En el último año de su vida escribe Hospital Británico. Hospital Británico
es una pequeña y gran obra en donde Temperley más experimentó su más
dotado manejo de la palabra. Y en donde se plantea por vez primera una
poesía en prosa, en una situación completamente intemporal, entre la
vida y la muerte, la muerte y la fe, concatenadas en frases que nos
hacen pensar primero en el cielo y luego en el infierno, o dondequiera
que él esté. Aquí el dolor es sin embargo lo que se vivencia, en la
forma más pura y explícita de la palabra. Hospital Británico es
tal como dijo Juan José Saer sobre la poesía: “La gran poesía es de
una elección del dolor, una disciplina de la extrañeza que lo borra
todo”. Por ejemplo: “Mi madre vino al cielo a visitarme” y después: “Para
el recluso el Pabellón del Infierno Rosetto es también la paz, pero
una paz alcanzada por la conciencia trágica de la condición humana”.

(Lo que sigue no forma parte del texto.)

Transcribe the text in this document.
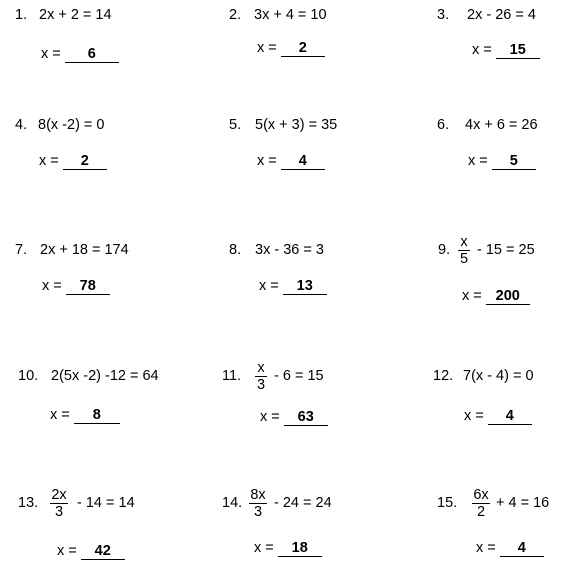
1. 2x + 2 = 14
x = 6
2. 3x + 4 = 10
x = 2
3. 2x - 26 = 4
x = 15
4. 8(x -2) = 0
x = 2
5. 5(x + 3) = 35
x = 4
6. 4x + 6 = 26
x = 5
7. 2x + 18 = 174
x = 78
8. 3x - 36 = 3
x = 13
9. x
5
- 15 = 25
x = 200
10. 2(5x -2) -12 = 64
x = 8
11. x
3
- 6 = 15
x = 63
12. 7(x - 4) = 0
x = 4
13. 2x
3
- 14 = 14
x = 42
14. 8x
3
- 24 = 24
x = 18
15. 6x
2
+ 4 = 16
x = 4
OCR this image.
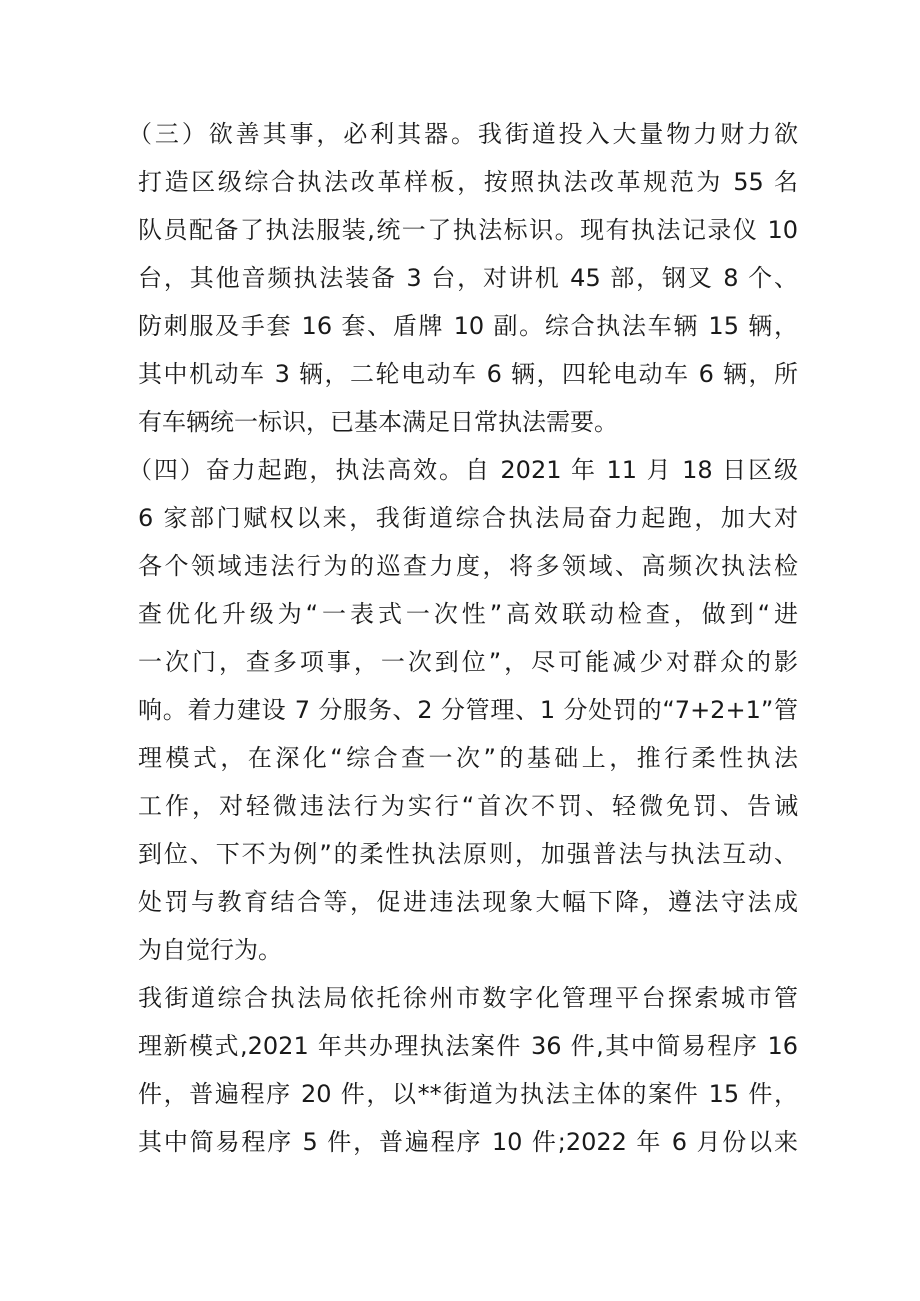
（三）欲善其事，必利其器。我街道投入大量物力财力欲
打造区级综合执法改革样板，按照执法改革规范为 55 名
队员配备了执法服装,统一了执法标识。现有执法记录仪 10
台，其他音频执法装备 3 台，对讲机 45 部，钢叉 8 个、
防刺服及手套 16 套、盾牌 10 副。综合执法车辆 15 辆，
其中机动车 3 辆，二轮电动车 6 辆，四轮电动车 6 辆，所
有车辆统一标识，已基本满足日常执法需要。
（四）奋力起跑，执法高效。自 2021 年 11 月 18 日区级
6 家部门赋权以来，我街道综合执法局奋力起跑，加大对
各个领域违法行为的巡查力度，将多领域、高频次执法检
查优化升级为“一表式一次性”高效联动检查，做到“进
一次门，查多项事，一次到位”，尽可能减少对群众的影
响。着力建设 7 分服务、2 分管理、1 分处罚的“7+2+1”管
理模式，在深化“综合查一次”的基础上，推行柔性执法
工作，对轻微违法行为实行“首次不罚、轻微免罚、告诫
到位、下不为例”的柔性执法原则，加强普法与执法互动、
处罚与教育结合等，促进违法现象大幅下降，遵法守法成
为自觉行为。
我街道综合执法局依托徐州市数字化管理平台探索城市管
理新模式,2021 年共办理执法案件 36 件,其中简易程序 16
件，普遍程序 20 件，以**街道为执法主体的案件 15 件，
其中简易程序 5 件，普遍程序 10 件;2022 年 6 月份以来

Al parecer en ese año, Temperley estuvo internado allí, justamente
en el Hospital Británico, por una intervención debido a un tumor
cerebral.
No se sabe, no se puede llegar a saber dónde precisamente está el
narrador en este libro, si en un delirio o en Buenos Aires, como diría
algún amigo suyo. “Mi vida es un desierto entre dos guerras.
Necesito estar a oscuras. Necesito dormir pero el sol me despierta. El
sol, a través de mis párpados, como alas de gaviotas que echan cal
sobre mi vida; el sol como una zona que me había olvidado”.
Héctor Viel Temperley nació y falleció en Buenos Aires entre 1923 y 1987. Sus libros editados en vida fueron: Poemas de caballos, 1951; El nadador, 1967; Humanae Vita mía, 1969; Plaza Batallón 40, 1971; Febrero 72-Febrero 73, 1973; Carta de marear, 1976; Legión Extranjera, 1978; Crawl, 1982, y Hospital Británico, 1986.